# Logistic Regression in Natural Language Processing (NLP)

In this work we want to explore the usage of Logistic Regression (LR) in NLP. The dataset is available in [NLTK](https://www.nltk.org/howto/twitter.html) library. The library includes the positive and negative tweets. We want to predict the sentiment (positive and negative opinions) of each tweets. The machine learning approach here is a supervised learning approach since we use the 80% to train the model.  

In [97]:
import nltk                         
from os import getcwd
import pandas as pd                 
from nltk.corpus import twitter_samples 
import matplotlib.pyplot as plt
import numpy as np 
import pandas as pd

Apart from the python libraries we need to import two functions: process_tweet and build_freqs. The process_tweet function cleans up the tweets. 

## Load the dataset

In [98]:
pos_twts = twitter_samples.strings('positive_tweets.json')
neg_twts = twitter_samples.strings('negative_tweets.json')

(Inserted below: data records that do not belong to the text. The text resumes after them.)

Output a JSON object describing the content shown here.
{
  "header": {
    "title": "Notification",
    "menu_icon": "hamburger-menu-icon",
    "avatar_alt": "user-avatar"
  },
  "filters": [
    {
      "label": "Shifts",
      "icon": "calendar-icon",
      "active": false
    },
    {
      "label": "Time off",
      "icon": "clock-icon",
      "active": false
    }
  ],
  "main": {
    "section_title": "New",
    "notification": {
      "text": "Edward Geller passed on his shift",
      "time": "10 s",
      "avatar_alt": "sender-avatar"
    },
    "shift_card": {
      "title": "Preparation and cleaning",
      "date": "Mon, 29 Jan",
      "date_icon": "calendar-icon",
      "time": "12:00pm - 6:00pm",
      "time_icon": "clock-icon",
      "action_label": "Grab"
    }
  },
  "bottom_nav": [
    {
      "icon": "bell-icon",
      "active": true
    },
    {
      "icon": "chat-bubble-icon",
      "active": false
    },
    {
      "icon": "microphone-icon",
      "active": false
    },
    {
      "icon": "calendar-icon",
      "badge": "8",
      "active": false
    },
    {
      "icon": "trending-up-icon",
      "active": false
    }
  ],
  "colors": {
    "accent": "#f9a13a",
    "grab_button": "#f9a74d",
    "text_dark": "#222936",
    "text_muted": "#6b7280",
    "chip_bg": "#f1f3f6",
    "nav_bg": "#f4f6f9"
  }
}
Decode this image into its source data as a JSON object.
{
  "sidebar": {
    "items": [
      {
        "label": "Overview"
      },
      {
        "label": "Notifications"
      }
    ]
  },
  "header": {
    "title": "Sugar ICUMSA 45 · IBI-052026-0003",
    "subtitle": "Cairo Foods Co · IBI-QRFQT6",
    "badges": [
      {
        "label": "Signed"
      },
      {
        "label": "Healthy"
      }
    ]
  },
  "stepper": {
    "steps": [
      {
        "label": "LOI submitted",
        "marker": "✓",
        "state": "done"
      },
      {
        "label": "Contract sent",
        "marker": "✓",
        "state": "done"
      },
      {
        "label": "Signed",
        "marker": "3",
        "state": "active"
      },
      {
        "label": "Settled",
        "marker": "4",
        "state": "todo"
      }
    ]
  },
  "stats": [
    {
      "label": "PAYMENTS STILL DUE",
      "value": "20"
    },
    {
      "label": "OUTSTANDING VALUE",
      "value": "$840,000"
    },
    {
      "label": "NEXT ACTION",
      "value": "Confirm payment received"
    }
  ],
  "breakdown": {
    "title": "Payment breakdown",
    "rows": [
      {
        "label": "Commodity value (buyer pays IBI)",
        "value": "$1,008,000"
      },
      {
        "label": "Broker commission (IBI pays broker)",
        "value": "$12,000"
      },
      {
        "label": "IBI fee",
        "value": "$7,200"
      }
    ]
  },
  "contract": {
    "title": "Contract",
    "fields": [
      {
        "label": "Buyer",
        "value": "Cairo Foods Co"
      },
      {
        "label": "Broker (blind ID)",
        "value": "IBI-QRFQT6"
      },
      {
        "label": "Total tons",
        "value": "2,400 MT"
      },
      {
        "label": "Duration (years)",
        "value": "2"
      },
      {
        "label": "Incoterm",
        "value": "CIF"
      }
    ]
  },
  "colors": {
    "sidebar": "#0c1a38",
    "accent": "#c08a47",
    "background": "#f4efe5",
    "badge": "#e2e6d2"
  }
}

twts = pos_twts + neg_twts

The tweets which have the positive sentiment are labeled as 1 and negative tweets are labeled as 0. The labels is created down here as the numpy arrays.

In [99]:
labels = np.append( np.ones((len(pos_twts),1)), np.zeros((len(neg_twts),1)), axis = 0 )

## Cleaning up the tweets

In [100]:
import re
import string
import numpy as np

from nltk.corpus import stopwords
from nltk.stem import PorterStemmer
from nltk.tokenize import TweetTokenizer

def process_tweet(tweet):
    
    # Instantiate stemming class
    stemmer = PorterStemmer()
    stopwords_english = stopwords.words('english')
    
    tweet = re.sub(r'^RT[\s]+','', tweet)
    tweet = re.sub(r'https?:\/\/.*[\r\n]*', '', tweet)
    tweet = re.sub(r'#', '', tweet)
    tweet = re.sub(r'@', '', tweet)
    tweet = re.sub(r'@', '', tweet)
    tweet = re.sub(r'\$\w*','', tweet)
    
    tokenizer = TweetTokenizer(preserve_case=False, strip_handles=True, reduce_len=True)
    twt_tokened = tokenizer.tokenize(tweet)
    
    clean_twt = []
    
    for word in twt_tokened:
        if (word not in stopwords_english and word not in string.punctuation):
            clean_twt.append(word)
    
    stemed_twt = []
    for word in clean_twt:
        word_stemmed = stemmer.stem(word)
        stemed_twt.append(word_stemmed)
    
    
    return stemed_twt

# create a empty list for clean tweets
clean_twts_lst = []

for i in twts:
    clean_twts_lst.append(process_tweet(i))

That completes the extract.